The outcome of the review is also expected to influence ITER member states’ deferral plans, which will be modified to meet the key scientific priorities identified in the review. By fixing a timetable, Campbell says, STAC “will match up delivery schedules to the research plan, so that the research plan is not waiting for stuff to be delivered”.

The likely consequence of capping costs is that some parts of the research plan will be postponed until after 2028. ITER initially aims to produce a Q ≥ 10 for a few seconds, and then for pulses of 300–500 seconds, and work up over the following decade to output ratios of 30 times more power out than in, with pulses lasting almost an hour. Eventually the aim is to develop steady-state plasmas, which will yield information relevant to industrial-scale fusion-power generation. It is experiments relating to the understanding of longer-pulse and steady-state ITER plasmas that are most likely to be delayed beyond 2028.

Research into better plasma performance, and with it greater energy output, may also be held back, along with experiments investigating how to control turbulence, which can damage the reactor wall, and the stability and energy characteristics of plasmas.

Olivier Sauter at the Swiss Federal Institute of Technology in Lausanne, Switzerland, one of the reviewers of ITER’s research plan, says that months or more might be cut from the time needed to reach DT. But ITER’s decision to take shortcuts also carries risks, he adds. To help mitigate these, ITER is working closely with researchers at other tokamaks around the world, such as the Joint European Torus in Oxfordshire, UK, to address some of the uncertainties likely to be encountered in plasma energies and stability.

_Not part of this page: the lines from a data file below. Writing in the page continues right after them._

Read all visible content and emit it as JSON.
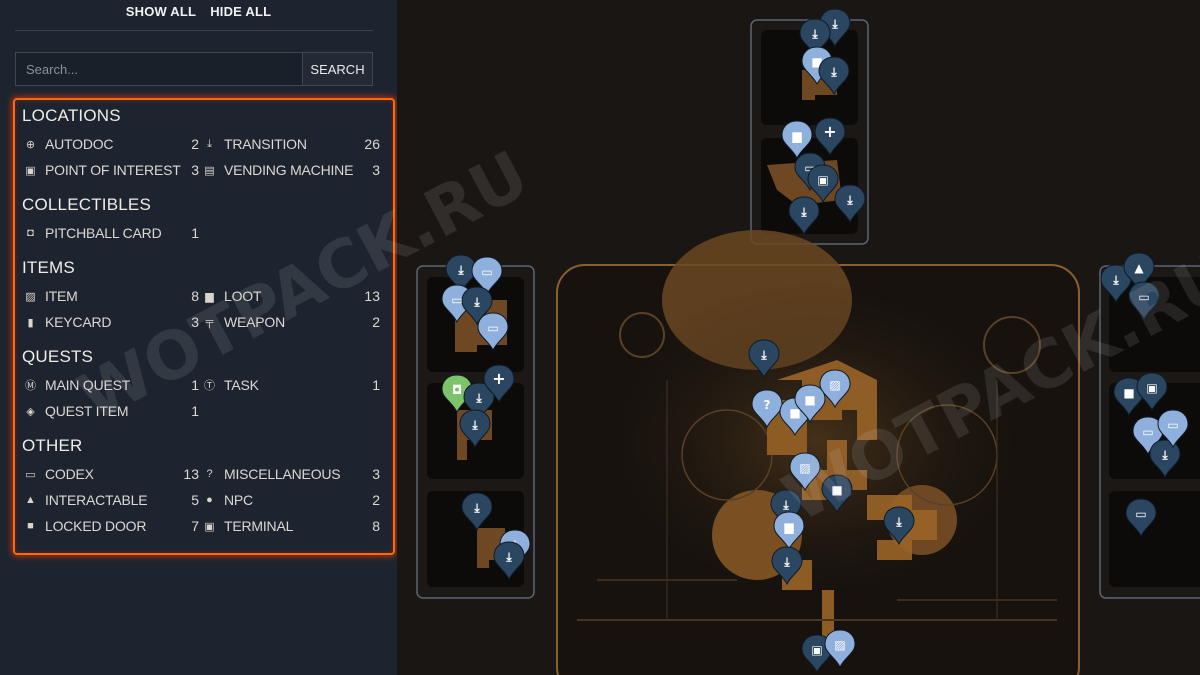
{
  "sidebar": {
    "show_all": "SHOW ALL",
    "hide_all": "HIDE ALL",
    "search": {
      "placeholder": "Search...",
      "button": "SEARCH"
    },
    "sections": [
      {
        "title": "LOCATIONS",
        "items": [
          {
            "icon": "plus-circle-icon",
            "glyph": "⊕",
            "label": "AUTODOC",
            "count": "2"
          },
          {
            "icon": "download-icon",
            "glyph": "⤓",
            "label": "TRANSITION",
            "count": "26"
          },
          {
            "icon": "poi-square-icon",
            "glyph": "▣",
            "label": "POINT OF INTEREST",
            "count": "3"
          },
          {
            "icon": "vending-machine-icon",
            "glyph": "▤",
            "label": "VENDING MACHINE",
            "count": "3"
          }
        ]
      },
      {
        "title": "COLLECTIBLES",
        "items": [
          {
            "icon": "card-icon",
            "glyph": "◘",
            "label": "PITCHBALL CARD",
            "count": "1"
          }
        ]
      },
      {
        "title": "ITEMS",
        "items": [
          {
            "icon": "item-icon",
            "glyph": "▨",
            "label": "ITEM",
            "count": "8"
          },
          {
            "icon": "loot-box-icon",
            "glyph": "▆",
            "label": "LOOT",
            "count": "13"
          },
          {
            "icon": "keycard-icon",
            "glyph": "▮",
            "label": "KEYCARD",
            "count": "3"
          },
          {
            "icon": "weapon-icon",
            "glyph": "╤",
            "label": "WEAPON",
            "count": "2"
          }
        ]
      },
      {
        "title": "QUESTS",
        "items": [
          {
            "icon": "main-quest-icon",
            "glyph": "Ⓜ",
            "label": "MAIN QUEST",
            "count": "1"
          },
          {
            "icon": "task-icon",
            "glyph": "Ⓣ",
            "label": "TASK",
            "count": "1"
          },
          {
            "icon": "quest-item-icon",
            "glyph": "◈",
            "label": "QUEST ITEM",
            "count": "1"
          }
        ]
      },
      {
        "title": "OTHER",
        "items": [
          {
            "icon": "codex-icon",
            "glyph": "▭",
            "label": "CODEX",
            "count": "13"
          },
          {
            "icon": "question-icon",
            "glyph": "?",
            "label": "MISCELLANEOUS",
            "count": "3"
          },
          {
            "icon": "triangle-icon",
            "glyph": "▲",
            "label": "INTERACTABLE",
            "count": "5"
          },
          {
            "icon": "person-icon",
            "glyph": "●",
            "label": "NPC",
            "count": "2"
          },
          {
            "icon": "lock-icon",
            "glyph": "■",
            "label": "LOCKED DOOR",
            "count": "7"
          },
          {
            "icon": "terminal-icon",
            "glyph": "▣",
            "label": "TERMINAL",
            "count": "8"
          }
        ]
      }
    ]
  },
  "watermark": "WOTPACK.RU",
  "colors": {
    "sidebar_bg": "#1d2430",
    "map_bg": "#1a1613",
    "highlight": "#ff6a00",
    "marker_dark": "#2b4660",
    "marker_light": "#8fb0dc",
    "marker_green": "#7cc36a",
    "map_bronze": "#a06a2c"
  },
  "map_markers": [
    {
      "kind": "download",
      "color": "dark"
    },
    {
      "kind": "download",
      "color": "dark"
    },
    {
      "kind": "lock",
      "color": "light"
    },
    {
      "kind": "download",
      "color": "dark"
    },
    {
      "kind": "loot",
      "color": "light"
    },
    {
      "kind": "plus",
      "color": "dark"
    },
    {
      "kind": "codex",
      "color": "dark"
    },
    {
      "kind": "terminal",
      "color": "dark"
    },
    {
      "kind": "download",
      "color": "dark"
    },
    {
      "kind": "download",
      "color": "dark"
    },
    {
      "kind": "download",
      "color": "dark"
    },
    {
      "kind": "codex",
      "color": "light"
    },
    {
      "kind": "codex",
      "color": "light"
    },
    {
      "kind": "download",
      "color": "dark"
    },
    {
      "kind": "codex",
      "color": "light"
    },
    {
      "kind": "card",
      "color": "green"
    },
    {
      "kind": "download",
      "color": "dark"
    },
    {
      "kind": "plus",
      "color": "dark"
    },
    {
      "kind": "download",
      "color": "dark"
    },
    {
      "kind": "download",
      "color": "dark"
    },
    {
      "kind": "download",
      "color": "light"
    },
    {
      "kind": "download",
      "color": "dark"
    },
    {
      "kind": "download",
      "color": "dark"
    },
    {
      "kind": "item",
      "color": "light"
    },
    {
      "kind": "question",
      "color": "light"
    },
    {
      "kind": "lock",
      "color": "light"
    },
    {
      "kind": "lock",
      "color": "light"
    },
    {
      "kind": "item",
      "color": "light"
    },
    {
      "kind": "lock",
      "color": "dark"
    },
    {
      "kind": "download",
      "color": "dark"
    },
    {
      "kind": "loot",
      "color": "light"
    },
    {
      "kind": "download",
      "color": "dark"
    },
    {
      "kind": "terminal",
      "color": "dark"
    },
    {
      "kind": "item",
      "color": "light"
    },
    {
      "kind": "download",
      "color": "dark"
    },
    {
      "kind": "download",
      "color": "dark"
    },
    {
      "kind": "triangle",
      "color": "dark"
    },
    {
      "kind": "codex",
      "color": "dark"
    },
    {
      "kind": "lock",
      "color": "dark"
    },
    {
      "kind": "poi",
      "color": "dark"
    },
    {
      "kind": "codex",
      "color": "light"
    },
    {
      "kind": "download",
      "color": "dark"
    },
    {
      "kind": "codex",
      "color": "light"
    },
    {
      "kind": "codex",
      "color": "dark"
    }
  ]
}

“It is somewhat unfortunate that the compression of the ITER schedule will limit interesting research opportunities during the early stages of ITER operation, but the mission of ITER is clear,” says Mickey Wade, director of the US national DIII-D fusion programme at General Atomics in San Diego, and a member of the review panel advising STAC. “The ITER physics team has done an admirable job of maintaining a single-minded focus on obtaining Q ≥ 10 operation as early as possible.”